The result comes a day after bigger cross-town rival HSBC Holdings said its first-quarter profit nearly halved as bad loan provisions jumped to US$3 billion.
But StanChart's outlook cheered investors, with its Hong Kong-listed shares rising as much as 8 per cent in afternoon trade, while the broader market was only 0.1 per cent higher.
The bank saw its credit impairment in the quarter spiking to US$956 million from US$78 million a year earlier, while "high risk assets" on the balance sheet rose by a hefty US$6.2 billion from three months prior.
"While pressure on credit quality has increased recently, we delivered good underlying income growth of 6 per cent in the first quarter and maintained strong cost discipline," said Bill Winters, the bank's chief executive officer, in a statement on Wednesday.

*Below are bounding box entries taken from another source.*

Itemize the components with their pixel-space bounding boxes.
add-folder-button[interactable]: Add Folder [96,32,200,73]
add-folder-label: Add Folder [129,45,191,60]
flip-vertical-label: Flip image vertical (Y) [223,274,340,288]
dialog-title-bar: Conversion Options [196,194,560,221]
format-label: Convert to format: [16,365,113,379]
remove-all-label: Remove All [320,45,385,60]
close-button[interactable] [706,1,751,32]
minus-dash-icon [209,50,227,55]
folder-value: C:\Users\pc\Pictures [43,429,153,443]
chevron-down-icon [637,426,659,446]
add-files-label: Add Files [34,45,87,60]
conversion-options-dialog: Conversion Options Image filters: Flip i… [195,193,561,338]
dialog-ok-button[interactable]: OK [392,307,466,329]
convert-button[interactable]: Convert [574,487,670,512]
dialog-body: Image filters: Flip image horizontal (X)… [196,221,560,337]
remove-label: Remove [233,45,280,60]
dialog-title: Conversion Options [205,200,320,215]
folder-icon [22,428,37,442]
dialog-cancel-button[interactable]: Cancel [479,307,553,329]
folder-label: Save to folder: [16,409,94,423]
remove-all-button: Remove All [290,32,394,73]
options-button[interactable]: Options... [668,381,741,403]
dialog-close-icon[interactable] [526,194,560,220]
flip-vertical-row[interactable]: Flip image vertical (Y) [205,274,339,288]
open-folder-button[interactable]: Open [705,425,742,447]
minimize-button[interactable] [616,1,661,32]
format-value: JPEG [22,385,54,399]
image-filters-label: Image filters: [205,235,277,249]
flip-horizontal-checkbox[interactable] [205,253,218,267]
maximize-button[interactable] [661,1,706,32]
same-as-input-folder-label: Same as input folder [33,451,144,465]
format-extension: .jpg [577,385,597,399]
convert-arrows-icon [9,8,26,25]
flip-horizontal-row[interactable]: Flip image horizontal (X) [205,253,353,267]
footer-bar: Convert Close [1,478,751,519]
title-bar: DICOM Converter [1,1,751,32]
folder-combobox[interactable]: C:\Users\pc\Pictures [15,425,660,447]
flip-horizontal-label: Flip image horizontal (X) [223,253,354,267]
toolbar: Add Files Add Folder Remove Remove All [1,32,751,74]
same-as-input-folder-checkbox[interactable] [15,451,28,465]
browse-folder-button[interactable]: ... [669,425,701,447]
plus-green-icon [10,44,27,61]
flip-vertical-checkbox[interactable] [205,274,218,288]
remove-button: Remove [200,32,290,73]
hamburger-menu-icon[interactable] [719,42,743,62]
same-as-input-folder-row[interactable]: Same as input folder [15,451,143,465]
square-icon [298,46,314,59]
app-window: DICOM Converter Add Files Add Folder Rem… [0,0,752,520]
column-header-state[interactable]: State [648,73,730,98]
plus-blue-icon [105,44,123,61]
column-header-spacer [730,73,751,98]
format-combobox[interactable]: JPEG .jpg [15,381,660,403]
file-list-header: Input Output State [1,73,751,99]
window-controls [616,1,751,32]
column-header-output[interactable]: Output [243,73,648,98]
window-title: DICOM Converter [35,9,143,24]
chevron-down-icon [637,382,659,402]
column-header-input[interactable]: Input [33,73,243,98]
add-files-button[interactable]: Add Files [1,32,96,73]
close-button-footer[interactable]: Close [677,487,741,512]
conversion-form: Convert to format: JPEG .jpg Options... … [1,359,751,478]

Besides the virus impact, StanChart has also found itself plagued by a string of corporate scandals, Bloomberg reported earlier this month. They include NMC Health a hospital operator that's uncovered evidence of fraud, and Hin Leong Trading, the Singaporean oil trader under investigation, according to public filings.
The bank said two unidentified clients in unrelated sectors accounted for almost half of its US$490 million increase in so-called stage three impairments.
CUTTING COSTS
The bank said it is targeting costs of below US$10 billion for the full year, which it will achieve by reducing staff bonuses, pausing new hiring and slashing discretionary spending. In the first quarter, expenses fell 2 per cent.
StanChart said its core capital level was 13.4 per cent, down from 13.8 per cent at the end of December, but expects it to be boosted by 40 basis points when it completes the disposal of its 45 per cent stake in Indonesia's PT Bank Permata in the second quarter.
The lender on April 1 said it was scrapping dividend payouts in line with other British banks, as the Bank of England urged them to conserve capital amid the pandemic.
Regulators hope the move to scrap the distribution of excess capital to shareholders will free up capital that banks can lend to businesses, as Britain braces for what will likely be the worst recession in recent memory.
The European Union is likely to offer lenders further relief by easing rules on how they calculate leverage ratios, echoing a move in the US, Reuters reported last week.